Two of the many foreign coach drivers parked across the road from the Tate are having an argument in a language Mr Phillips does not recognize. They are standing on the road-ward side of their huge two-decker vehicles. The shorter and by a fine margin angrier of the two is pointing repeatedly at the other’s coach, then at himself, then downwards at the road, while the other man energetically shakes his head and keeps loudly repeating the same word.
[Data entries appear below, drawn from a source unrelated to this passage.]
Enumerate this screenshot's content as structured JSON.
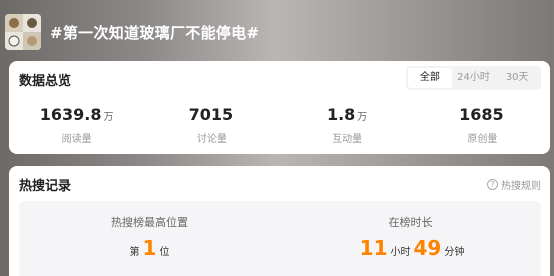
{
  "topic": {
    "title": "#第一次知道玻璃厂不能停电#"
  },
  "overview": {
    "title": "数据总览",
    "tabs": [
      {
        "label": "全部",
        "active": true
      },
      {
        "label": "24小时",
        "active": false
      },
      {
        "label": "30天",
        "active": false
      }
    ],
    "stats": [
      {
        "value": "1639.8",
        "unit": "万",
        "label": "阅读量"
      },
      {
        "value": "7015",
        "unit": "",
        "label": "讨论量"
      },
      {
        "value": "1.8",
        "unit": "万",
        "label": "互动量"
      },
      {
        "value": "1685",
        "unit": "",
        "label": "原创量"
      }
    ]
  },
  "hot": {
    "title": "热搜记录",
    "rules_label": "热搜规则",
    "rules_icon": "question-icon",
    "highest": {
      "label": "热搜榜最高位置",
      "prefix": "第",
      "value": "1",
      "suffix": "位"
    },
    "duration": {
      "label": "在榜时长",
      "hours": "11",
      "hours_unit": "小时",
      "minutes": "49",
      "minutes_unit": "分钟"
    },
    "accent_color": "#ff8200"
  }
}
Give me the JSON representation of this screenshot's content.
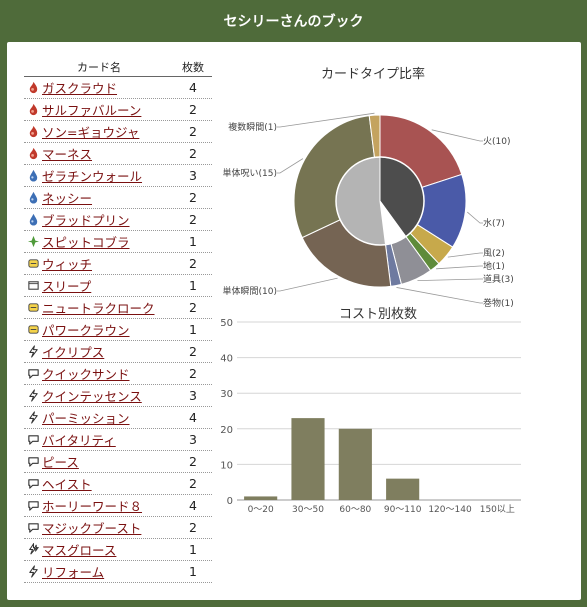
{
  "header": {
    "title": "セシリーさんのブック"
  },
  "table": {
    "col_name": "カード名",
    "col_count": "枚数",
    "rows": [
      {
        "icon": "fire-icon",
        "name": "ガスクラウド",
        "count": "4"
      },
      {
        "icon": "fire-icon",
        "name": "サルファバルーン",
        "count": "2"
      },
      {
        "icon": "fire-icon",
        "name": "ソン=ギョウジャ",
        "count": "2"
      },
      {
        "icon": "fire-icon",
        "name": "マーネス",
        "count": "2"
      },
      {
        "icon": "water-icon",
        "name": "ゼラチンウォール",
        "count": "3"
      },
      {
        "icon": "water-icon",
        "name": "ネッシー",
        "count": "2"
      },
      {
        "icon": "water-icon",
        "name": "ブラッドプリン",
        "count": "2"
      },
      {
        "icon": "wind-icon",
        "name": "スピットコブラ",
        "count": "1"
      },
      {
        "icon": "item-icon",
        "name": "ウィッチ",
        "count": "2"
      },
      {
        "icon": "scroll-icon",
        "name": "スリープ",
        "count": "1"
      },
      {
        "icon": "item-icon",
        "name": "ニュートラクローク",
        "count": "2"
      },
      {
        "icon": "item-icon",
        "name": "パワークラウン",
        "count": "1"
      },
      {
        "icon": "spell-single-icon",
        "name": "イクリプス",
        "count": "2"
      },
      {
        "icon": "spell-curse-icon",
        "name": "クイックサンド",
        "count": "2"
      },
      {
        "icon": "spell-single-icon",
        "name": "クインテッセンス",
        "count": "3"
      },
      {
        "icon": "spell-single-icon",
        "name": "パーミッション",
        "count": "4"
      },
      {
        "icon": "spell-curse-icon",
        "name": "バイタリティ",
        "count": "3"
      },
      {
        "icon": "spell-curse-icon",
        "name": "ピース",
        "count": "2"
      },
      {
        "icon": "spell-curse-icon",
        "name": "ヘイスト",
        "count": "2"
      },
      {
        "icon": "spell-curse-icon",
        "name": "ホーリーワード８",
        "count": "4"
      },
      {
        "icon": "spell-curse-icon",
        "name": "マジックブースト",
        "count": "2"
      },
      {
        "icon": "spell-multi-icon",
        "name": "マスグロース",
        "count": "1"
      },
      {
        "icon": "spell-single-icon",
        "name": "リフォーム",
        "count": "1"
      }
    ]
  },
  "chart_data": [
    {
      "type": "pie",
      "title": "カードタイプ比率",
      "outer": [
        {
          "label": "火(10)",
          "value": 10,
          "color": "#a85352"
        },
        {
          "label": "水(7)",
          "value": 7,
          "color": "#4a5aa8"
        },
        {
          "label": "風(2)",
          "value": 2,
          "color": "#c7a94b"
        },
        {
          "label": "地(1)",
          "value": 1,
          "color": "#5f8b3a"
        },
        {
          "label": "道具(3)",
          "value": 3,
          "color": "#8f8f96"
        },
        {
          "label": "巻物(1)",
          "value": 1,
          "color": "#6e7aa0"
        },
        {
          "label": "単体瞬間(10)",
          "value": 10,
          "color": "#756453"
        },
        {
          "label": "単体呪い(15)",
          "value": 15,
          "color": "#767452"
        },
        {
          "label": "複数瞬間(1)",
          "value": 1,
          "color": "#c4a35f"
        }
      ],
      "inner": [
        {
          "value": 20,
          "color": "#4d4d4d"
        },
        {
          "value": 4,
          "color": "#ffffff"
        },
        {
          "value": 26,
          "color": "#b4b4b4"
        }
      ]
    },
    {
      "type": "bar",
      "title": "コスト別枚数",
      "categories": [
        "0～20",
        "30～50",
        "60～80",
        "90～110",
        "120～140",
        "150以上"
      ],
      "values": [
        1,
        23,
        20,
        6,
        0,
        0
      ],
      "ylim": [
        0,
        50
      ],
      "yticks": [
        "0",
        "10",
        "20",
        "30",
        "40",
        "50"
      ],
      "bar_color": "#7f7e5f",
      "grid": true
    }
  ]
}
Mr Phillips presses on up the road, past the nasty modern building where the Labour Party has its headquarters, into which a dispatch rider has just stridden, past the dwarfing, monolithic government buildings along the Embankment. Further along the road he can see the beginnings of Westminster, all grand and Gothic and trying to look a million years old. If banks try to look all secure and posh and safe and stable and big and respectable and stuffy and built to last for all time, for the simple reason that at heart they are just casinos, what is it that these government buildings were concealing? Probably that they tried to make people feel small, so that the actions of the people in these buildings will seem far beyond their understanding, impersonal and authoritative and independent of anything so trivial as the consent of the governed. It is like Peter Pan only backwards: if we all clapped our hands then the whole edifice of government could be made to go away, to fade like night terrors remembered in sunshine.

As Mr Phillips nears the Houses of Parliament he sees a nice little park across the road. For a moment he wonders if this is where politicians are always being interviewed for the telly, then he realizes it isn’t.